619 Immunofluorescence micrograph of glomerulus from NZBxNZW mouse with murine SLE-like nephritis. (A) Granular deposits of endogenous retroviral envelope glycoprotein gp70 are seen along the GBM of peripheral capillary loops and in the mesangium. (B) Granular and heavy deposits of host IgG are present in similar locations in a serial section of the same glomerulus. IF.

Genetic studies show that multiple genes and immunoregulatory defects are involved in the autoimmune manifestations of New Zealand mice. In this model, the expressed endogenous retroviral antigens also participate like autoantigens.

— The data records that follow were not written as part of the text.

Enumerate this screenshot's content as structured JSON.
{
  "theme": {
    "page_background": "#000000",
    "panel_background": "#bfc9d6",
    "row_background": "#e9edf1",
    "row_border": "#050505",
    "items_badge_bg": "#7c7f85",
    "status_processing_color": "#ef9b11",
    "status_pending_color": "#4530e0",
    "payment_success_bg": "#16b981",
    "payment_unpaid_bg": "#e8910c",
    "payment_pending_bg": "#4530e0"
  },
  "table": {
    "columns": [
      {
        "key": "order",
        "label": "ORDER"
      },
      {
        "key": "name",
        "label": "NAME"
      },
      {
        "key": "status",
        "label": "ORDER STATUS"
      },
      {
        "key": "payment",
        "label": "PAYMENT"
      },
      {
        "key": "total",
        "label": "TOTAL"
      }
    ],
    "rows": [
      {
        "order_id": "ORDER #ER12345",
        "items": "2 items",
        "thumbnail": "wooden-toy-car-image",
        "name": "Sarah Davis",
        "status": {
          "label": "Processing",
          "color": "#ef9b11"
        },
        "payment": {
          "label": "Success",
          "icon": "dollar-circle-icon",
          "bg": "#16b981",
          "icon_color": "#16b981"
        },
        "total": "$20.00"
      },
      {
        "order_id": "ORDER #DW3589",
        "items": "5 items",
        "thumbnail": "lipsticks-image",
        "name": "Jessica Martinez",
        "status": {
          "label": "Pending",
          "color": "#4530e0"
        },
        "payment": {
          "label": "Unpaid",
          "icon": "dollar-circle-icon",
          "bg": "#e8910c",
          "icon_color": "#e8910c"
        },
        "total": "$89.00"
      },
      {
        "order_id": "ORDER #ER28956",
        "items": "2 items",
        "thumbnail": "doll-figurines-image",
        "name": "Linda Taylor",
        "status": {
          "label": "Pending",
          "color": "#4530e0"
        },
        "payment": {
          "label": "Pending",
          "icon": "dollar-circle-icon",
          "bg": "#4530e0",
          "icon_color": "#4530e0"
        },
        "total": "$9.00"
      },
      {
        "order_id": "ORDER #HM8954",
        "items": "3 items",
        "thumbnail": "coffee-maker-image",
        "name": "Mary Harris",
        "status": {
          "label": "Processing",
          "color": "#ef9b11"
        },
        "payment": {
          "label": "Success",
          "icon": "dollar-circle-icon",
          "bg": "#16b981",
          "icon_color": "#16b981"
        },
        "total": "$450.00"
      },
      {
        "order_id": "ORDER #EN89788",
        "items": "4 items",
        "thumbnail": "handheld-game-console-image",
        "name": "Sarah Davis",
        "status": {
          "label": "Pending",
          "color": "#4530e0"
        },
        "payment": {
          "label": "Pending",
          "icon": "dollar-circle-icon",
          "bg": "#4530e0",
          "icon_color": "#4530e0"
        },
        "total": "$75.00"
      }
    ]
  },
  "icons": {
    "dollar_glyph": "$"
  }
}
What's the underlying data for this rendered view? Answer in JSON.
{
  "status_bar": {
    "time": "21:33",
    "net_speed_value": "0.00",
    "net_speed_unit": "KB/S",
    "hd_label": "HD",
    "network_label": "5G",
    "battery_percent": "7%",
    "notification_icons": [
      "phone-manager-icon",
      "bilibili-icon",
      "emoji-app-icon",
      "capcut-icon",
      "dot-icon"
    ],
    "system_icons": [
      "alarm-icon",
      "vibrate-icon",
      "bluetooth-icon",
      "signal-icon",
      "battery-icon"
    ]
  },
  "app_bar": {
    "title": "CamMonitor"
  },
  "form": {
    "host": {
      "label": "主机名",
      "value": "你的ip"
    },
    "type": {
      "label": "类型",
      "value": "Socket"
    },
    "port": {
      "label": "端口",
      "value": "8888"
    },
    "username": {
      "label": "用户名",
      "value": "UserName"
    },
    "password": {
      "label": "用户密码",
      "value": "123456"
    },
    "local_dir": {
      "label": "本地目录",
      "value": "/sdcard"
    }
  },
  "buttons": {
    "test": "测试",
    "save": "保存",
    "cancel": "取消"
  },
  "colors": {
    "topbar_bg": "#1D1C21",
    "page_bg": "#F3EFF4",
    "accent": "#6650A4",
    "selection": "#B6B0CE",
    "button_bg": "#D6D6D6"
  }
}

Studies of two other murine models of autoimmune disease show that loss-of-function mutations of either of two genes, the Fas gene or the Fas ligand gene, respectively, underlie the failure in Fas-mediated apoptosis of lymphocyres, the loss of self tolerance, and the autoimmune and immunoproliferative manifestations that characterize these mouse strains (Suda, T., and Nagata, S., J. Allergy Clin. Immunol., 100, S97-S101, 1997).